The government’s announcement that a Covid-19 vaccine has been approved for use is a source of hope for millions of people across Britain.
The NHS is set to take delivery of 800,000 doses of the Pfizer/BioNTech vaccine imminently—enough to immunise 400,000 people. And, ministers say they will get several million more doses before the end of this year.
But given the Tories appalling record of handling all aspects of the coronavirus crisis, there are already many reasons to be cautious about the news.
The priority list published today by the Joint Committee on Vaccinations and Immunisation lists nine categories of people who should receive jabs in phase one.
At the top of the list are residents of care homes for older adults. Second are those who are over 80 years old and all frontline health and social care workers.
Those two categories alone add up to several million people.
There are, for example, around 500,000 people in care homes and 3.2 million people over the age of 80 in Britain. There are over 1.5 million people working in adult social care. And, NHS England alone employs around 500,000 frontline medical staff.
The total number of high risk people in all categories is roughly 17 million.
The infrastructure required to vaccinate that number of people, some of whom cannot be moved from their homes, is enormous.
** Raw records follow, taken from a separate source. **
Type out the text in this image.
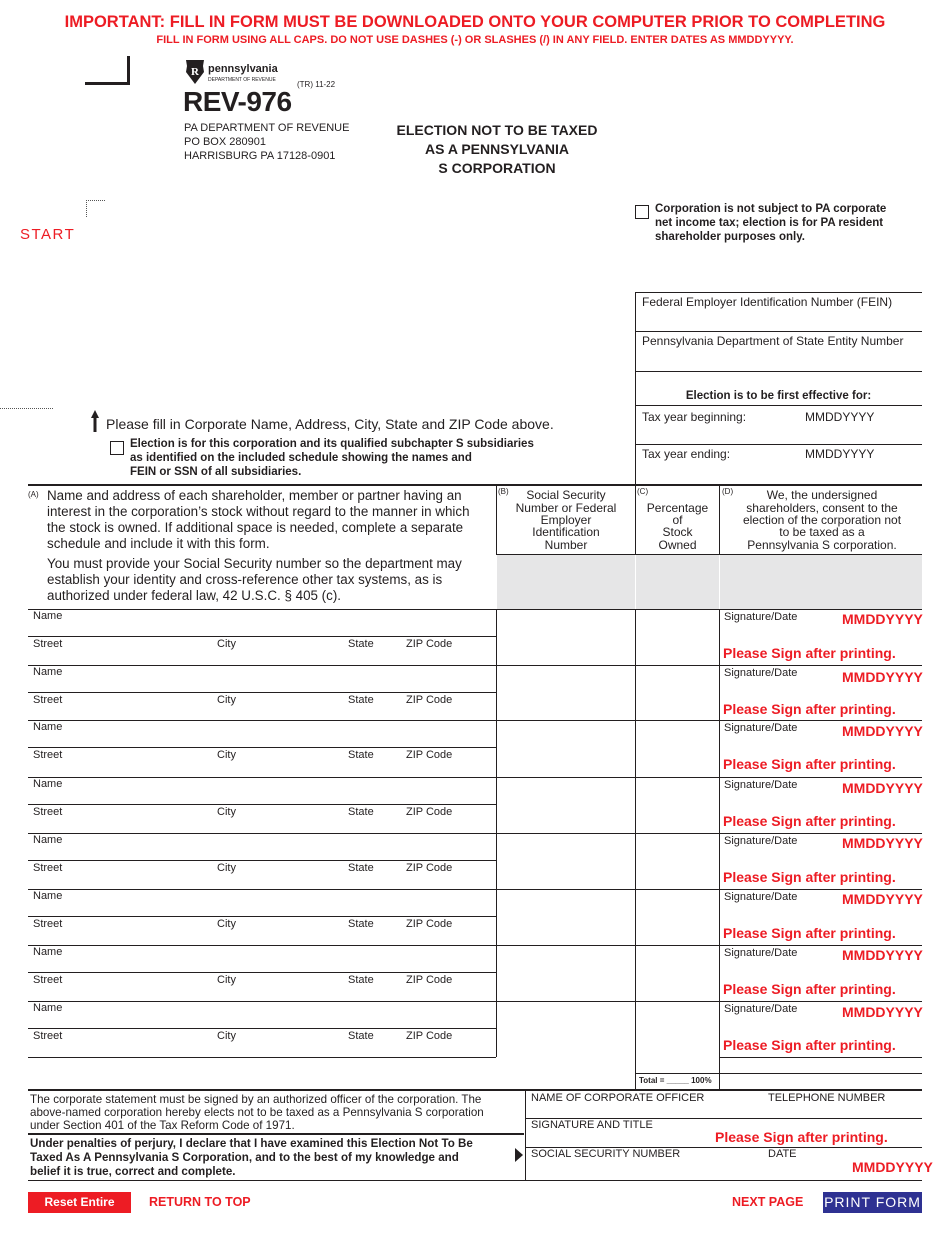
IMPORTANT: FILL IN FORM MUST BE DOWNLOADED ONTO YOUR COMPUTER PRIOR TO COMPLETING
FILL IN FORM USING ALL CAPS. DO NOT USE DASHES (-) OR SLASHES (/) IN ANY FIELD. ENTER DATES AS MMDDYYYY.
R pennsylvania
DEPARTMENT OF REVENUE
REV-976
(TR) 11-22
PA DEPARTMENT OF REVENUE
PO BOX 280901
HARRISBURG PA 17128-0901
ELECTION NOT TO BE TAXED
AS A PENNSYLVANIA
S CORPORATION
START
Corporation is not subject to PA corporate
net income tax; election is for PA resident
shareholder purposes only.
Federal Employer Identification Number (FEIN)
Pennsylvania Department of State Entity Number
Election is to be first effective for:
Tax year beginning:	MMDDYYYY
Tax year ending:	MMDDYYYY
Please fill in Corporate Name, Address, City, State and ZIP Code above.
Election is for this corporation and its qualified subchapter S subsidiaries
as identified on the included schedule showing the names and
FEIN or SSN of all subsidiaries.
(A) Name and address of each shareholder, member or partner having an
interest in the corporation’s stock without regard to the manner in which
the stock is owned. If additional space is needed, complete a separate
schedule and include it with this form.
You must provide your Social Security number so the department may
establish your identity and cross-reference other tax systems, as is
authorized under federal law, 42 U.S.C. § 405 (c).
(B)	Social Security
Number or Federal
Employer
Identification
Number
(C)
Percentage
of
Stock
Owned
(D)	We, the undersigned
shareholders, consent to the
election of the corporation not
to be taxed as a
Pennsylvania S corporation.
Name
Street	City	State	ZIP Code
Signature/Date	MMDDYYYY
Please Sign after printing.
Name
Street	City	State	ZIP Code
Signature/Date	MMDDYYYY
Please Sign after printing.
Name
Street	City	State	ZIP Code
Signature/Date	MMDDYYYY
Please Sign after printing.
Name
Street	City	State	ZIP Code
Signature/Date	MMDDYYYY
Please Sign after printing.
Name
Street	City	State	ZIP Code
Signature/Date	MMDDYYYY
Please Sign after printing.
Name
Street	City	State	ZIP Code
Signature/Date	MMDDYYYY
Please Sign after printing.
Name
Street	City	State	ZIP Code
Signature/Date	MMDDYYYY
Please Sign after printing.
Name
Street	City	State	ZIP Code
Signature/Date	MMDDYYYY
Please Sign after printing.
Total = _____ 100%
The corporate statement must be signed by an authorized officer of the corporation. The
above-named corporation hereby elects not to be taxed as a Pennsylvania S corporation
under Section 401 of the Tax Reform Code of 1971.
Under penalties of perjury, I declare that I have examined this Election Not To Be
Taxed As A Pennsylvania S Corporation, and to the best of my knowledge and
belief it is true, correct and complete.
NAME OF CORPORATE OFFICER	TELEPHONE NUMBER
SIGNATURE AND TITLE
Please Sign after printing.
SOCIAL SECURITY NUMBER	DATE
MMDDYYYY
Reset Entire Form
RETURN TO TOP	NEXT PAGE PRINT FORM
And, thanks to years of cuts, the NHS simply does not have the capacity to do it.
It is made even more complicated by the fact that the Pfizer vaccine must be stored at minus 70 degrees and used within five days of being removed from an ultra-cold freezer.
These units are generally found at large hospitals, not at local GP surgeries.
Immunisation
Health secretary Matt Hancock’s plan appears to rest on recruiting thousands of non-medical staff to inject people—including anyone who has had some basic first aid training.
He says this will be supplemented by tens of thousands of volunteers.
Lynn Thomas, medical director for St John Ambulance, a charity, said the organisation had been asked to supply 30,500 people to support up to 100 mass vaccination centres.
The Pfizer drug seems likely to be given emergency authorisation by both US and European Union drug agencies in the coming weeks.
That will almost certainly lead to huge demand outstripping supply.
And, although governments deny it will be allowed, the rich will try to jump the queue.
Mark Ali, founder of the Private Harley Street Clinic in London, told the Financial Times newspaper that “he has received calls every day from clients about when they will be able to access doses of a coronavirus vaccine. He hoped that early next year ‘some of it could enter into the private market’.”
Any such move would be outrageous.
It seems likely, the NHS cannot depend on just the Pfizer vaccine alone. The government may be forced to use supplies of the less effective Astrazenica/Oxford University immunisation which could lead to a new crisis emerging.
Who should be judged fit enough to be offered only a weaker vaccine?
Perhaps the greatest problem is that the majority of the world’s population are likely to be left without a vaccine for some considerable time to come.
The drug costs, combined with logistical costs, will mean that billions of people in Africa, Asia and Latin America will still be vulnerable to Covid-19.
That in turn presents a problem for the whole of humanity. The longer the virus circulates among humans the more risk there is that it will mutate and make vaccinations less effective in the future.
The only rational response is that the manufacture and distribution of these vital drugs must be taken out of private hands.
The patents that surround the vaccines should be lifted, and the technical knowledge of how to produce them should be made freely available to all.
But the insatiable search for profit means capitalism will never allow such a thing. And that should convince us that the only way to safeguard the future of humanity is to replace the rotten system.